Quid Pro Quo: A readily identifiable and common form of sexual harassment is what is referred to as “quid-pro-quo” harassment, which translated means “this for that.” Typically, this form of harassment consists of a supervisor who directly or indirectly offers or denies employment benefits in exchange for sexual favors. What makes “quid-pro-quo” harassment unique is the nature of the scenario. By definition, the harasser is a supervisor or a person with authority who offers a subordinate favorable employment conditions in exchange for sexual favors. Moreover, the harasser does not need to make explicit sexual requests for the action to be regarded as sexual harassment. It is enough if a victim has a reasonable fear that a harasser’s unwelcome advances, if rejected, will undermine his/her career.

Hostile Enviornment: A hostile work environment is one created by sexual behavior in the workplace that is offensive, hostile, and/or intimidating and adversely affects an employee’s ability to do his/her job. Examples may include pervasive sexual comments, pin-up posters, and jokes that continue though employees may have indicated that those behaviors are unwelcome. A hostile environment can exist even though an employee may not be the direct recipient of sexually abusive behavior.

Sexual harassment is a form of sex discrimination that violates Title VII of the Civil Rights Act of 1964.

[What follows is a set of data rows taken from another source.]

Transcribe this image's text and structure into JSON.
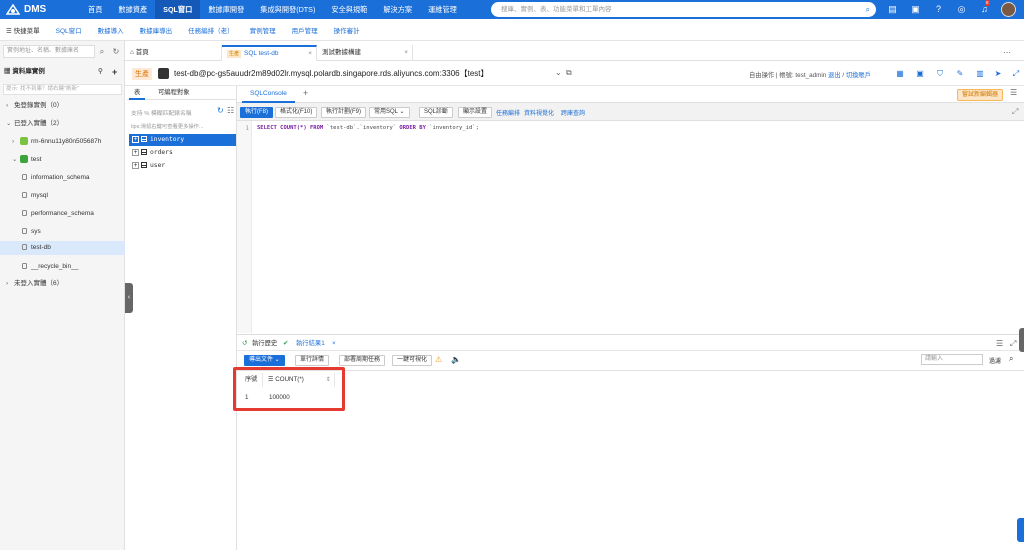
{
  "topnav": {
    "logo": "DMS",
    "items": [
      "首頁",
      "數據資產",
      "SQL窗口",
      "數據庫開發",
      "集成與開發(DTS)",
      "安全與規範",
      "解決方案",
      "運維管理"
    ],
    "active_index": 2,
    "search_placeholder": "搜庫、實例、表、功能菜單和工單內容",
    "notification_badge": "8"
  },
  "subnav": {
    "quick_menu": "快捷菜單",
    "items": [
      "SQL窗口",
      "數據導入",
      "數據庫導出",
      "任務編排（老）",
      "實例管理",
      "用戶管理",
      "操作審計"
    ]
  },
  "sidebar": {
    "search_placeholder": "實例地址、名稱、數據庫名",
    "header": "資料庫實例",
    "tip": "提示: 找不到庫？請右鍵\"刷新\"",
    "tree": [
      {
        "label": "免登錄實例（0）",
        "caret": "›",
        "indent": 0
      },
      {
        "label": "已登入實體（2）",
        "caret": "⌄",
        "indent": 0
      },
      {
        "label": "rm-6nnu11y80n505687h",
        "caret": "›",
        "indent": 1,
        "icon": "rds"
      },
      {
        "label": "test",
        "caret": "⌄",
        "indent": 1,
        "icon": "polardb"
      },
      {
        "label": "information_schema",
        "indent": 2
      },
      {
        "label": "mysql",
        "indent": 2
      },
      {
        "label": "performance_schema",
        "indent": 2
      },
      {
        "label": "sys",
        "indent": 2
      },
      {
        "label": "test-db",
        "indent": 2,
        "selected": true
      },
      {
        "label": "__recycle_bin__",
        "indent": 2
      },
      {
        "label": "未登入實體（6）",
        "caret": "›",
        "indent": 0
      }
    ]
  },
  "tabs": {
    "home": "首頁",
    "prod_badge": "生產",
    "sql_tab": "SQL test-db",
    "data_tab": "測試數據構建"
  },
  "instance": {
    "env": "生產",
    "name": "test-db@pc-gs5auudr2m89d02lr.mysql.polardb.singapore.rds.aliyuncs.com:3306【test】",
    "mode": "自由操作",
    "account_label": "帳號: test_admin",
    "logout": "退出",
    "switch": "切換賬戶"
  },
  "objects": {
    "tab_tables": "表",
    "tab_programmable": "可編程對象",
    "search_placeholder": "支持 % 模糊匹配錶名稱",
    "tip": "tips:滑鼠右鍵可查看更多操作...",
    "tables": [
      "inventory",
      "orders",
      "user"
    ],
    "selected_index": 0
  },
  "console": {
    "tab": "SQLConsole",
    "try_new": "嘗試新編輯器"
  },
  "toolbar": {
    "execute": "執行(F8)",
    "format": "格式化(F10)",
    "plan": "執行計劃(F9)",
    "common_sql": "常用SQL",
    "diagnose": "SQL診斷",
    "display_settings": "顯示設置",
    "task_orchestration": "任務編排",
    "visualization": "資料視覺化",
    "cross_db": "跨庫查詢"
  },
  "editor": {
    "line_numbers": [
      "1"
    ],
    "sql": {
      "kw1": "SELECT COUNT(*) FROM",
      "tbl": " `test-db`.`inventory` ",
      "kw2": "ORDER BY",
      "col": " `inventory_id`",
      "end": ";"
    }
  },
  "results": {
    "history": "執行歷史",
    "result_tab": "執行結果1",
    "export": "導出文件",
    "row_detail": "單行詳情",
    "deploy": "部署周期任務",
    "one_click": "一鍵可視化",
    "filter_placeholder": "請輸入",
    "filter_label": "過濾",
    "columns": [
      "序號",
      "COUNT(*)"
    ],
    "rows": [
      [
        "1",
        "100000"
      ]
    ]
  }
}
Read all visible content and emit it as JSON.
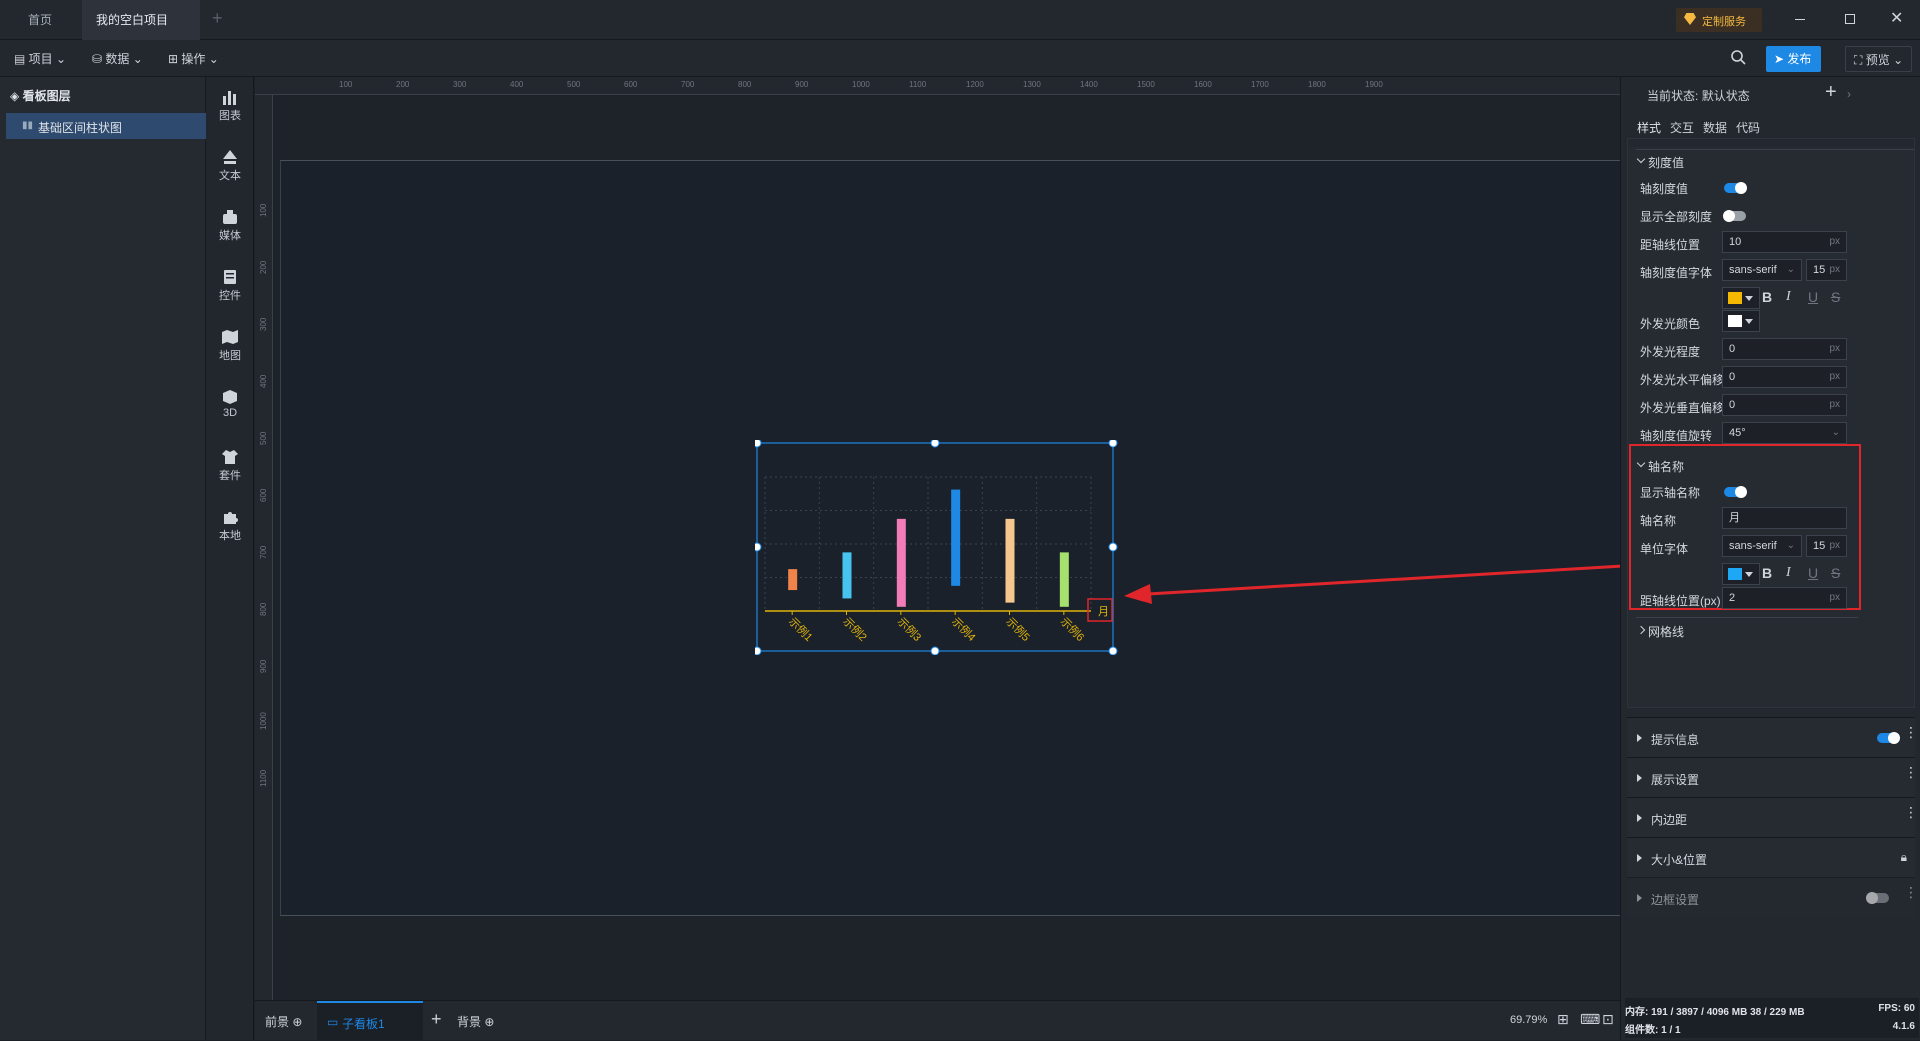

Unwelcome sexual advances, requests for sexual favors, and other verbal or physical conduct of a sexual nature constitutes sexual harassment when submission to or rejection of this conduct explicitly or implicitly affects an individual’s employment, unreasonably interferes with an individual’s work performance or creates an intimidating, hostile or offensive work environment.

Sexual harassment can occur in a variety of circumstances, including but not limited to the following:

  • The victim as well as the harasser may be a woman or a man. The victim does not have to be of the opposite sex.
  • The harasser can be the victim’s supervisor, an agent of the employer, a supervisor in another area, a co-worker, or a non-employee.
  • The victim does not have to be the person harassed but could be anyone affected by the offensive conduct.
  • Unlawful sexual harassment may occur without economic injury to or discharge of the victim.
  • The harasser’s conduct must be unwelcome.

It is helpful for the victim to directly inform the harasser that the conduct is unwelcome and must stop. The victim should use any employer complaint mechanism or grievance system available.

When investigating allegations of sexual harassment, EEOC looks at the whole record: the circumstances, such as the nature of the sexual advances, and the context in which the alleged incidents occurred. A determination on the allegations is made from the facts on a case-by-case basis.

Prevention is the best tool to eliminate sexual harassment in the workplace. Employers are encouraged to take steps necessary to prevent sexual harassment from occurring. They should clearly communicate to employees that sexual harassment will not be tolerated. They can do so by establishing an effective complaint or grievance process and taking immediate and appropriate action when an employee complains.